The Law Commission plans to offer more protection to small businesses. Fine in principle – unless it allows small firms to exploit large loopholes

Having never been taller than five foot five, I am quite a fan of anything that protects the little people. I should therefore welcome the new Law Commission Report and its proposal to change the law on unfair contract terms in favour of small businesses. It wants to give the little people greater rights to challenge terms that are not fair, and to end the days when small businesses have to sign away their life and their livelihood in order to secure work. At first sight it’s a worthy cause – but it might lead to some odd things in the construction industry.
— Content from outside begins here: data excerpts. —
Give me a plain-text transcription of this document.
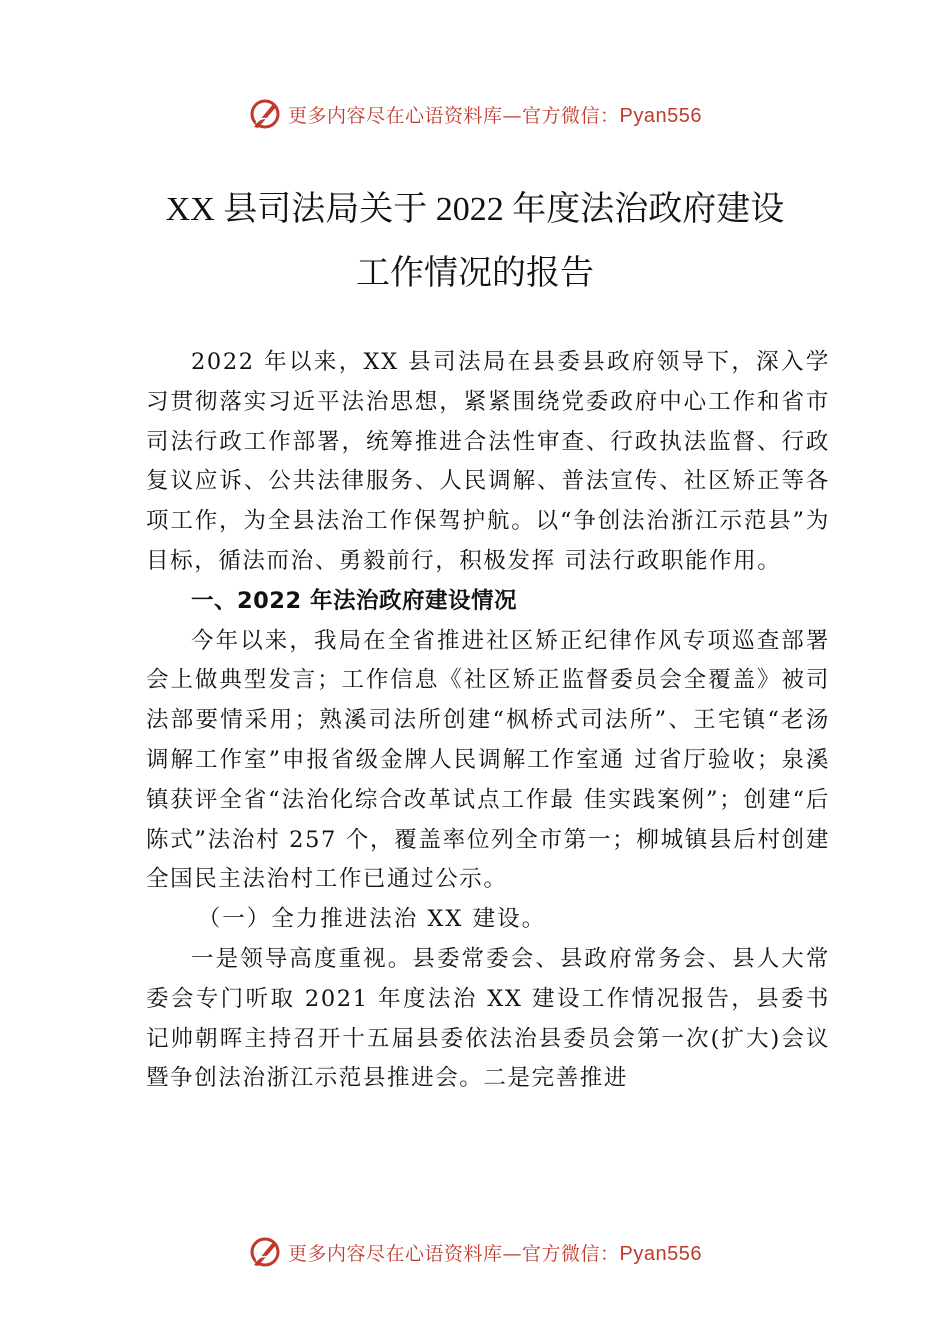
更多内容尽在心语资料库—官方微信：Pyan556
XX 县司法局关于 2022 年度法治政府建设
工作情况的报告

2022 年以来，XX 县司法局在县委县政府领导下，深入学习贯彻落实习近平法治思想，紧紧围绕党委政府中心工作和省市司法行政工作部署，统筹推进合法性审查、行政执法监督、行政复议应诉、公共法律服务、人民调解、普法宣传、社区矫正等各项工作，为全县法治工作保驾护航。以“争创法治浙江示范县”为目标，循法而治、勇毅前行，积极发挥 司法行政职能作用。

一、2022 年法治政府建设情况

今年以来，我局在全省推进社区矫正纪律作风专项巡查部署会上做典型发言；工作信息《社区矫正监督委员会全覆盖》被司法部要情采用；熟溪司法所创建“枫桥式司法所”、王宅镇“老汤调解工作室”申报省级金牌人民调解工作室通 过省厅验收；泉溪镇获评全省“法治化综合改革试点工作最 佳实践案例”；创建“后陈式”法治村 257 个，覆盖率位列全市第一；柳城镇县后村创建全国民主法治村工作已通过公示。

（一）全力推进法治 XX 建设。

一是领导高度重视。县委常委会、县政府常务会、县人大常委会专门听取 2021 年度法治 XX 建设工作情况报告，县委书记帅朝晖主持召开十五届县委依法治县委员会第一次(扩大)会议暨争创法治浙江示范县推进会。二是完善推进

更多内容尽在心语资料库—官方微信：Pyan556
First, a bit of background. The law which renders certain terms within contracts either void or only enforceable if they pass a “reasonableness” test is currently a bit of a jumble. Some of it is contained in the Unfair Contract Terms Act 1977, and a similar but separate regime for contracts with what the law calls “consumers” is set out in the Unfair Terms and Consumer Contracts Regulations 1999 (see Tony Blackler, page 56, for more about this). Part of what the Law Commission wants to do is bring all of the law in this area into one new act. But the overall act would deal separately with consumers, businesses and the new category of “small businesses”.

UCTA focuses on provisions in contracts which seek to exclude or restrict the liability of one party. The regulations for consumer contracts are broader, as they extend to all standard terms of business, not just exclusion and limitation clauses. The Law Commission proposes enabling small businesses to enjoy a similar position to consumers.

This means a small business could avoid having to comply with indemnities, onerous methods of dispute resolution and clauses that enable the other party to terminate quickly and without reason. Other examples are onerous terms for payment of interest, and clauses that require payments to be forfeited or ownership of goods and materials to be lost.

The Law Commission’s test for what is a small business is simple but frighteningly arbitrary – any business that has nine or fewer staff. This is indeed small, but it could create some odd results. Take a developer who appoints a professional team for his project. It has developed a standard form of appointment. This is issued to a 20-partner firm of architects, a national firm of quantity surveyors, a structural engineer that employs eight people and the developer’s mate who has set up as a project manager. If all of them sign to the same document and a problem arises, the engineer and the project manager could challenge a standard term but the architect and the QS could not.

Here is a third example that will test your sympathy with small businesses – take a small firm of solicitors comprising nine partners and staff who engage an architect and a contractor to build an extension on their office. Even here, the architect who offers to work on the RIBA terms and the contractor who suggests a JCT contract could find that the solicitors later challenge some of the provisions of these for not being fair and reasonable.

A small business could avoid having to comply with contract provisions such as indemnities or dispute resolution

In other circumstances, the new law could work against the professional team and in favour of the developer. Many developers are small businesses – the main man, his business partner, a PA and a couple of project managers, for example. If they invited a team to work for them and the architect suggested the RIBA conditions of appointment and the engineer put forward the ACE conditions, the developer could sign up but subsequently challenge any of the terms.

We do not need to worry just yet. The Law Commission has produced a draft bill but it may never become law.

Those who deal with construction contracts have suffered a lot of statutory interference over the past few years. I fear that these changes to the law on unfair contract terms could create less certainty and more headaches. Do small developers need protection? Will small practices in the construction industry benefit or will people simply use this as another reason to deal only with the bigger firms?